# Transformer For Time-series Anomaly Detection

*3 main points* ✔️ Finally, Transformer appears in multivariate time series anomaly detection!

✔️ Deep learning, including graphs, has improved the representation of multivariate time series but is still limited to a single point in time

✔️ We leverage Transformer's expressive power for global and long-term linkages to confirm its performance over traditional SOTA with a two-branch structure including a modified Anomaly-Attention

Anomaly Transformer: Time Series Anomaly Detection with Association Discrepancy

written by Jiehui Xu, Haixu Wu, Jianmin Wang, Mingsheng Long

(Submitted on 6 Oct 2021 (v1), last revised 13 Feb 2022 (this version, v4))

Comments: arXiv

Subjects: Machine Learning (cs.LG)

code：

The images used in this article are from the paper, the introductory slides, or were created based on them.

## Background

Finally, Transformer has appeared in multivariate time series anomaly detection.

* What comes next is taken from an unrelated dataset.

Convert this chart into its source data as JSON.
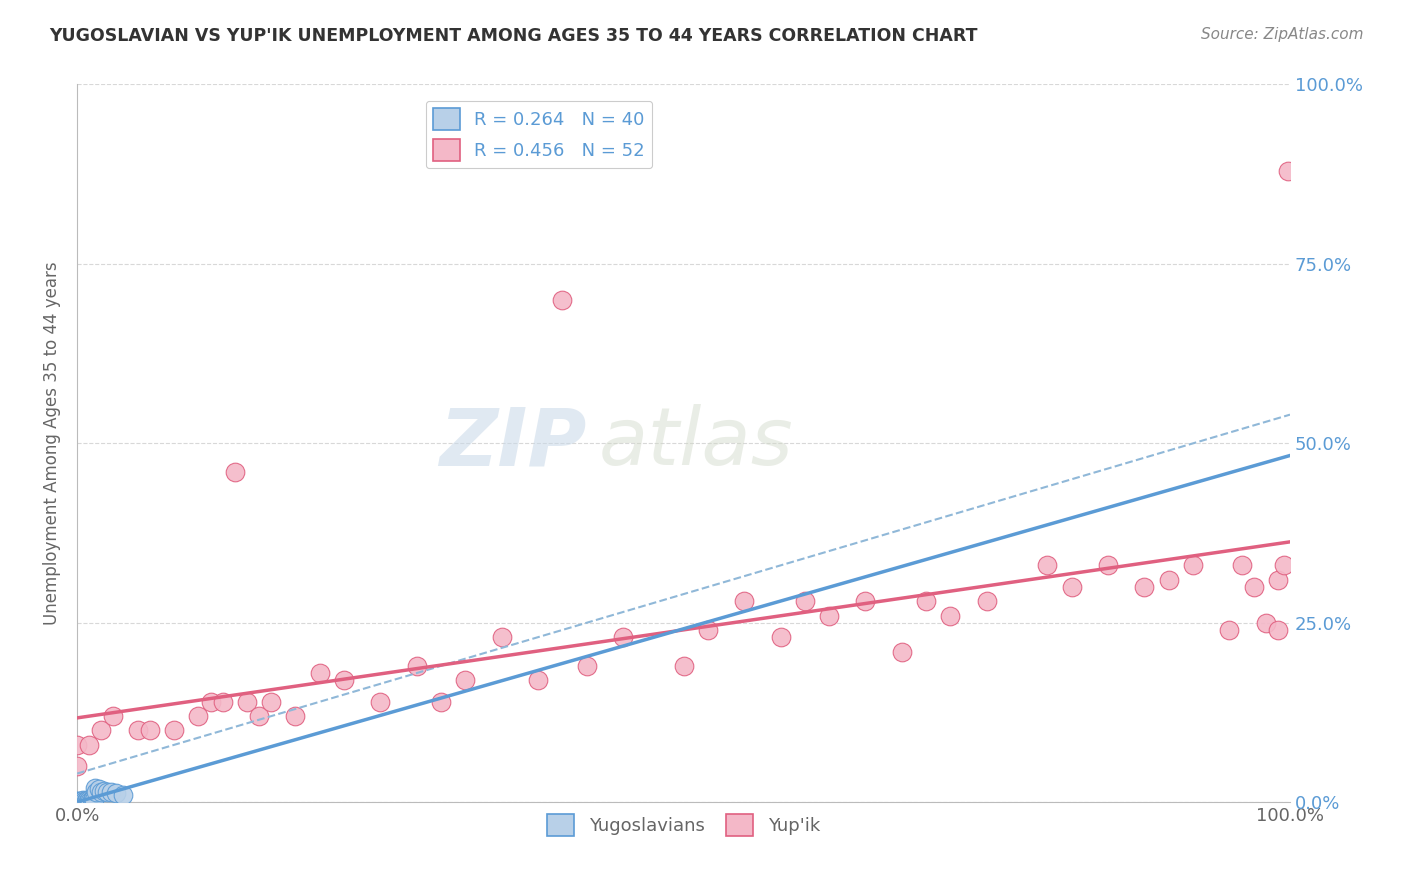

In fact, before this paper, Transformer was used in GTA (Chen et al., 2021), a model that learns the relationship between multiple IoT sensors by a graph structure, for modeling the time axis and reconstruction criteria for anomaly detection. The block diagram is attached. Other models such as TranAD, TiSAT, etc. are being presented one after another. When I have a chance, I would like to introduce these as well.

The Anomaly Transformer introduced here is a modified version of the self-attention mechanism for anomaly detection.

As a repeat of our previous article, we focus on unsupervised learning here, because in real-world data, when we want to perform anomaly detection, anomalies are rare, and labeling them is difficult. In this case, we need to create a normal/abnormal discrimination criterion without any supervised data. Classical methods include density estimation and clustering methods, but these do not take into account the temporal component and are difficult to generalize to unseen real-world scenarios. Recent deep learning models have achieved excellent results by taking advantage of the ability of neural networks to learn representations. The main method category involves pointwise representation learning through regression-type networks and self-supervised learning through reconstruction or autoregressive tasks. As expected, due to the small amount of anomaly data, it is difficult to discriminate complex time-axis patterns. Also, reconstruction or prediction errors are computed at each time point, making a comprehensive representation of the temporal context difficult.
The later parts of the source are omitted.